That is solving a completely different problem.

The RISC-V AMO instructions are designed and intended to be implemented such that the arithmetic part is NOT executed in the CPU in a read-modify-write sequence -- only very low end CPUs (microcontrollers, that don't have a real memory hierarchy or multiple processors anyway) do it that way.

What actually happens is this:

    amoadd.w rd,rs2,(rs1)

All of rs1 (the memory address), rs2 (the amount to be added), and a field indicating this is an AMOADD, not AMOMIN, AMOXOR etc or even a plain store are send out on in parallel fields on the peripheral bus (e.g. TileLink-C or TileLink-UH) until it gets to either the actual endpoint containing the target address (perhaps an I/O device and register), or the point where the target address is found to be accessed by a simple read/write (TileLink-UL) bus -- this is often the last-level cache controller. But it could also be an L1 or L2 cache for another CPU core, or in another CPU cluster, or even in a completely different computer with the addr/data/op triple passing over 400G ethernet or NVMe or something on the way.

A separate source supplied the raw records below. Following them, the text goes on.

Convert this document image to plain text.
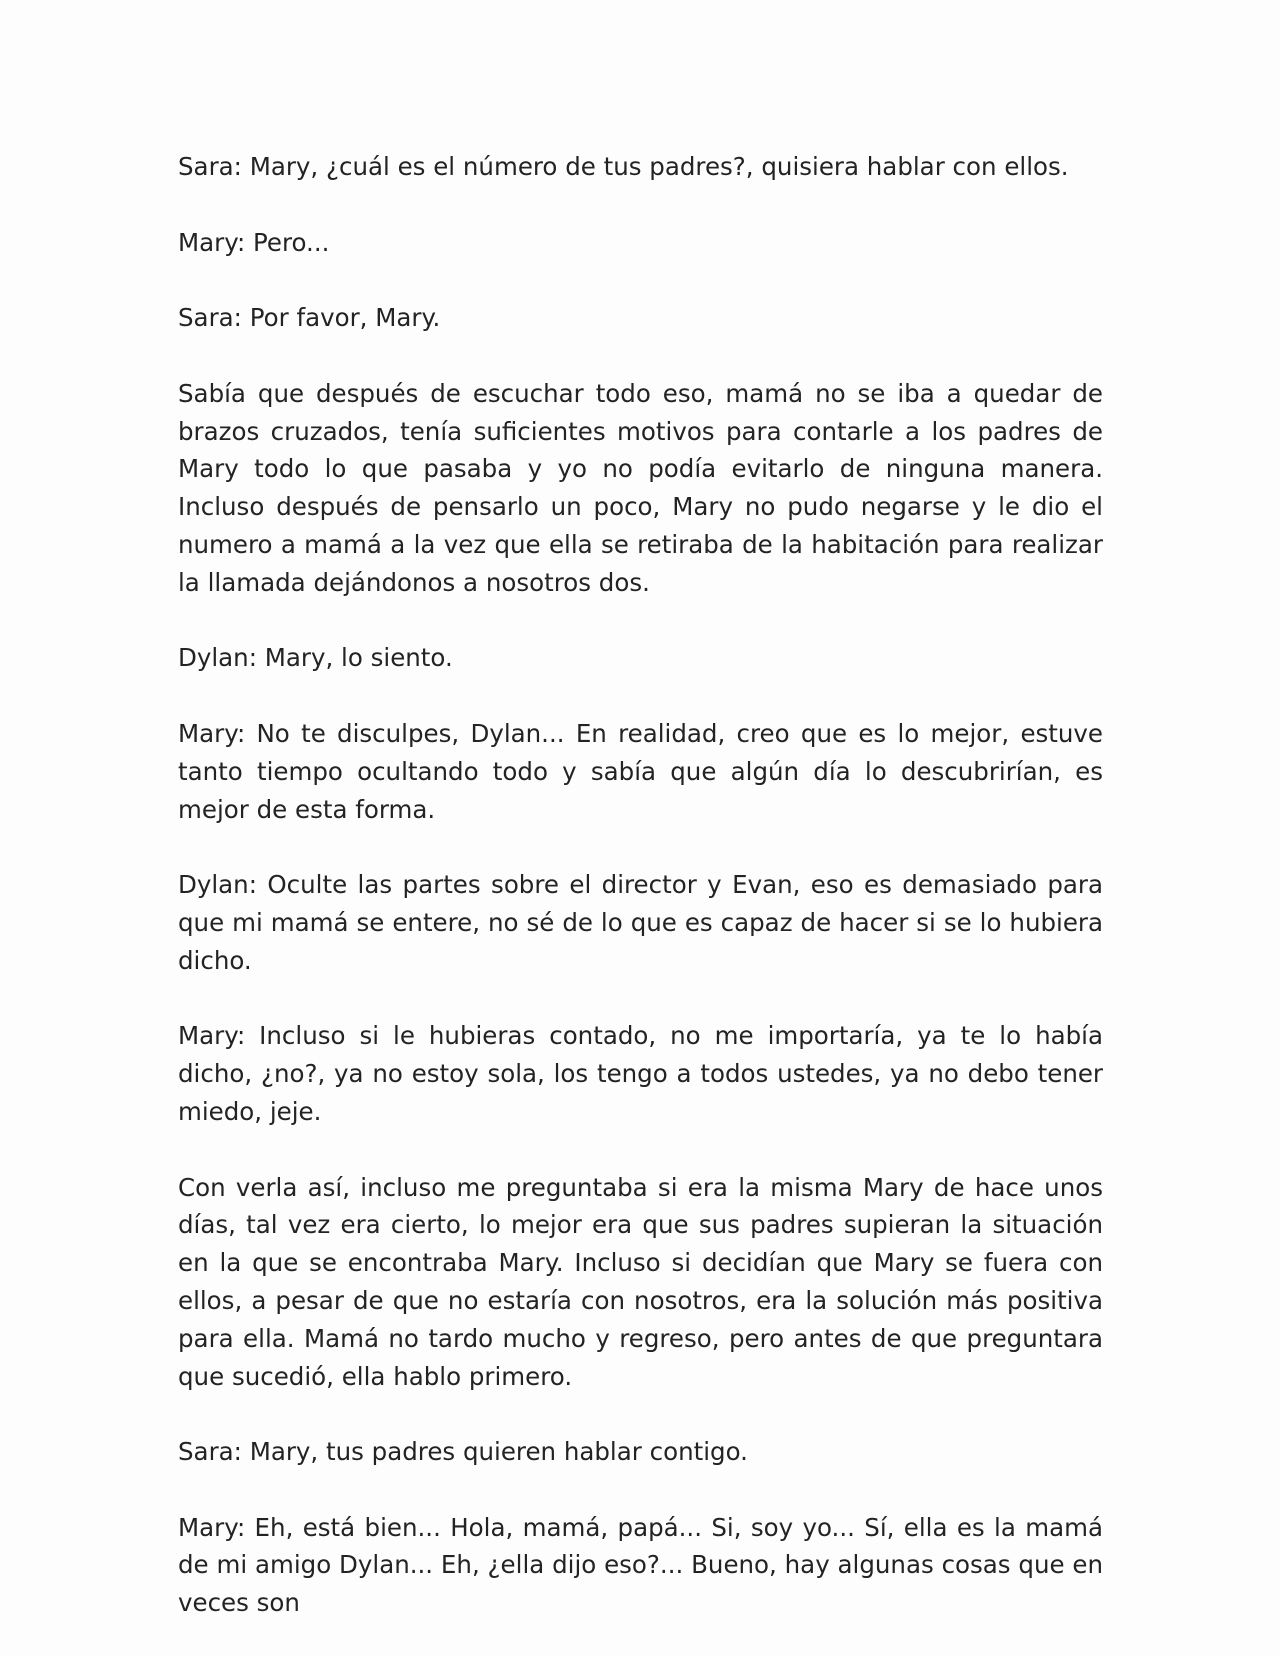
Sara: Mary, ¿cuál es el número de tus padres?, quisiera hablar con ellos.

Mary: Pero...

Sara: Por favor, Mary.

Sabía que después de escuchar todo eso, mamá no se iba a quedar de brazos cruzados, tenía suficientes motivos para contarle a los padres de Mary todo lo que pasaba y yo no podía evitarlo de ninguna manera. Incluso después de pensarlo un poco, Mary no pudo negarse y le dio el numero a mamá a la vez que ella se retiraba de la habitación para realizar la llamada dejándonos a nosotros dos.

Dylan: Mary, lo siento.

Mary: No te disculpes, Dylan... En realidad, creo que es lo mejor, estuve tanto tiempo ocultando todo y sabía que algún día lo descubrirían, es mejor de esta forma.

Dylan: Oculte las partes sobre el director y Evan, eso es demasiado para que mi mamá se entere, no sé de lo que es capaz de hacer si se lo hubiera dicho.

Mary: Incluso si le hubieras contado, no me importaría, ya te lo había dicho, ¿no?, ya no estoy sola, los tengo a todos ustedes, ya no debo tener miedo, jeje.

Con verla así, incluso me preguntaba si era la misma Mary de hace unos días, tal vez era cierto, lo mejor era que sus padres supieran la situación en la que se encontraba Mary. Incluso si decidían que Mary se fuera con ellos, a pesar de que no estaría con nosotros, era la solución más positiva para ella. Mamá no tardo mucho y regreso, pero antes de que preguntara que sucedió, ella hablo primero.

Sara: Mary, tus padres quieren hablar contigo.

Mary: Eh, está bien... Hola, mamá, papá... Si, soy yo... Sí, ella es la mamá de mi amigo Dylan... Eh, ¿ella dijo eso?... Bueno, hay algunas cosas que en veces son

In either case, this point is much closer to the data than the originating CPU is. The TileLink device at that point atomically reads the memory contents, performs the arithmetic, stores the new value, and then sends the old value back to the CPU just the same as for a memory read.

From the CPU's point of view, the AMO is just like a memory read, except extra data (the value to be swapped, aded, xored etc) is sent with the address ... so that's like a write.

AMO instructions do not add any new complexity or state sequencing to the CPU core, compared to simple load/store.

I use TileLink as the example bus, as it was co-developed with RISC-V at Berkeley, but may RISC-V CPU cores can use AXI (or both), and Arm has recently added similar capability to AXI.